In relation to the fourth and fifth grounds, (the Secretary of State relied on the non-EEA deportation cases of MA (Pakistan) and Chege ("is a persistent offender") we did not regard either case as assisting us. MA (Pakistan) dealt with a particular set of facts and the significance of a "17% risk of reoffending over a two year period", while Chege dealt with the issue of whether the offender fell within the definition of "persistent offender," within an entirely different legal framework. We make the general observation that the criteria, burdens of proof and public interest in deportation are different in the two separate legal frameworks (the Immigration Rules and section 117C of the Nationality, Immigration and Asylum Act 2002 on the one hand; and the EEA Regulations on the other). Reliance on either a set of particular factual circumstances or the proposition for a legal definition applying to a different set of laws, will at best be irrelevant, and at worst, risks a misapplication of the law.
In relation to the sixth ground, we were also unpersuaded that the proposition relied on in Dumliauskas was relevant to whether the Judge had erred in law. To the extent that rehabilitation was relevant, it was only relevant as to whether the Claimant's conduct represented a relevant, current risk. The proposition relied on by the Secretary of State in Dumliauskas was the effect of deportation on future rehabilitation, which was relevant to the proportionality of a deportation decision, not the 'threshold' issue. As the Judge allowed the appeal on the basis that the Secretary of State had failed to meet the 'threshold' test, the proposition relied on in Dumliauskas is not material to the decided issue.
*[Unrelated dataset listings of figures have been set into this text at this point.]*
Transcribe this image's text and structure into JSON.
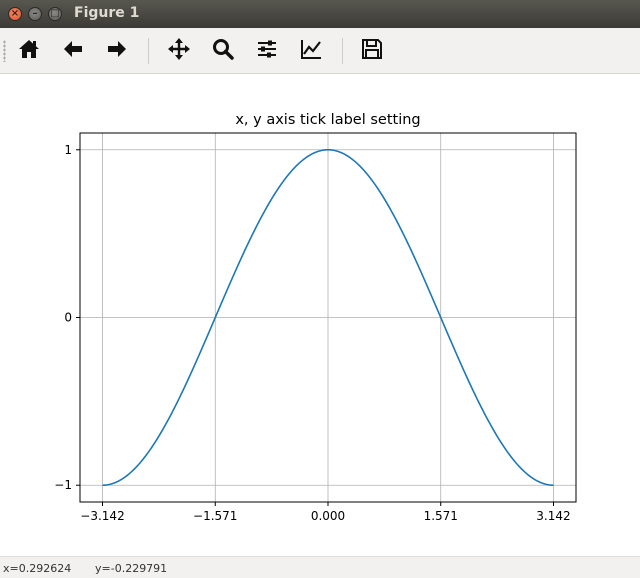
{
  "window": {
    "title": "Figure 1",
    "close_glyph": "×",
    "min_glyph": "–",
    "max_glyph": "□"
  },
  "toolbar": {
    "buttons": [
      {
        "name": "home-icon",
        "tooltip": "Home"
      },
      {
        "name": "back-arrow-icon",
        "tooltip": "Back"
      },
      {
        "name": "forward-arrow-icon",
        "tooltip": "Forward"
      },
      {
        "name": "pan-move-icon",
        "tooltip": "Pan"
      },
      {
        "name": "zoom-magnifier-icon",
        "tooltip": "Zoom"
      },
      {
        "name": "subplots-sliders-icon",
        "tooltip": "Subplots"
      },
      {
        "name": "edit-axes-chart-icon",
        "tooltip": "Customize"
      },
      {
        "name": "save-floppy-icon",
        "tooltip": "Save"
      }
    ]
  },
  "status": {
    "x_readout": "x=0.292624",
    "y_readout": "y=-0.229791"
  },
  "colors": {
    "line": "#1f77b4",
    "grid": "#b0b0b0",
    "axes": "#000000",
    "titlebar": "#3c3b37",
    "toolbar": "#f2f1f0"
  },
  "chart_data": {
    "type": "line",
    "title": "x, y axis tick label setting",
    "xlabel": "",
    "ylabel": "",
    "function": "cos(x)",
    "x_range": [
      -3.14159,
      3.14159
    ],
    "xlim": [
      -3.4557,
      3.4557
    ],
    "ylim": [
      -1.1,
      1.1
    ],
    "xticks": [
      -3.142,
      -1.571,
      0.0,
      1.571,
      3.142
    ],
    "xtick_labels": [
      "−3.142",
      "−1.571",
      "0.000",
      "1.571",
      "3.142"
    ],
    "yticks": [
      -1,
      0,
      1
    ],
    "ytick_labels": [
      "−1",
      "0",
      "1"
    ],
    "grid": true,
    "series": [
      {
        "x": [
          -3.142,
          -2.749,
          -2.356,
          -1.963,
          -1.571,
          -1.178,
          -0.785,
          -0.393,
          0.0,
          0.393,
          0.785,
          1.178,
          1.571,
          1.963,
          2.356,
          2.749,
          3.142
        ],
        "y": [
          -1.0,
          -0.924,
          -0.707,
          -0.383,
          0.0,
          0.383,
          0.707,
          0.924,
          1.0,
          0.924,
          0.707,
          0.383,
          0.0,
          -0.383,
          -0.707,
          -0.924,
          -1.0
        ]
      }
    ]
  }
}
In relation to the seventh ground, we similarly did not accept the relevance of the authority of Binbuga, and the proposition relied on which relates to integration, in the context of Section 117 of the 2002 Act, when the Judge was considering the question of the relevant threat that the Claimant's conduct represents. That too discloses no error of law by the Judge.
Finally, in relation to the eight ground, the alleged failure to analyse the Claimant's age and state of health in the context of the proportionality of the Claimant's deportation, this ground cannot be sustained, for the same reason as the sixth ground.
For the above reasons, we had no hesitation in dismissing the Secretary of State's appeal. We accept Mr Furner's submissions that the Judge's decision was more than adequately explained, contained no relevant misdirection of law, and the Judge reached a decision that he was unarguably entitled to reach on the evidence before him.
Notice of Decision
The decision of the First-tier Tribunal did not involve the making of an error on a point of law.
The decision of the First-tier Tribunal stands.
The anonymity directions continue to apply.